Mit dem Knochenbohrer
Wolfgang Dieter ist Ausbildungsleiter beim DRK-Kreisverband Zollernalb. „Der Beruf wird immer anspruchsvoller“, sagt er und nennt ein Beispiel: Wenn aufgrund der Verletzung kein Zugang zu einer Vene gefunden werden kann, greifen Notfallsanitäter zum Knochenbohrer und geben das notwendige Medikament direkt ins Knochenmark. Die Frage, was die Befugnisse der Notfallsanitäter angeht, ist im Zweifel schnell beantwortet: Wenn kein Notarzt zur Verfügung steht, müssen sie tun, wozu sie in der Lage sind und was sie gelernt haben.
Das aber birgt politische Sprengkraft. Wenn nämlich der Rettungswagen am Unfallort eintrifft, kümmern sich Fahrer (Rettungssanitäter) und Beifahrer (Notfallsanitäter) oftmals als erste um die Patienten. Obwohl insbesondere die hoch qualifizierten Notfallsanitäter in Theorie und Praxis Infusionen legen, Schmerzmittel verabreichen und intubieren könnten, bewegen sie sich in einer rechtlichen Grauzone. Das führt am Unfallort schon mal zu Gewissenskonflikten. Soll das Team vom Rettungswagen auf einen Notarzt warten, der vielleicht noch mehrere Minuten unterwegs ist, obwohl der Patient zu ersticken droht? Abgesehen von der moralisch-psychischen Last kann das Zuwarten auch juristische Folgen haben. Körperverletzung durch unterlassene Hilfeleistung etwa. Deswegen dürfen Notfallsanitäter einerseits den Patienten mit allem Notwendigen versorgen, bis der Notarzt kommt, auch mit Medikamenten. Mehr noch, und das gilt für alle Rettungsdienstmitarbeiter: Sie müssen lebensbedrohliche Situationen mit all ihrem Wissen und Können bekämpfen.

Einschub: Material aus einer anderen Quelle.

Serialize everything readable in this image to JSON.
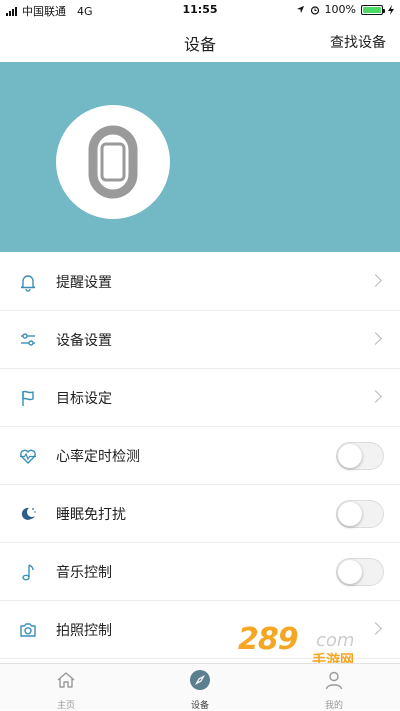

Julia Roth, Hanna Wütz, Aleyna Durmus, Emily Gramer und Lucas Lang stellen sich als Auszubildende diesen Anforderungen. Einige Erfahrung haben sie schon: Ihr FSJ haben sie beim DRK abgeleistet und wurden dort schon zu Rettungssanitätern ausgebildet. Das ist eine dreimonatige Grundausbildung. Bis zum Notfallsanitäter haben sie noch einen langen Weg vor sich.
50
Bewerbungen lagen dem DRK-Kreisverband für nur fünf Ausbildungsplätze zum Notfallsanitäter oder zur Notfallsanitäterin vor. Die Ausbildung dauert drei Jahre.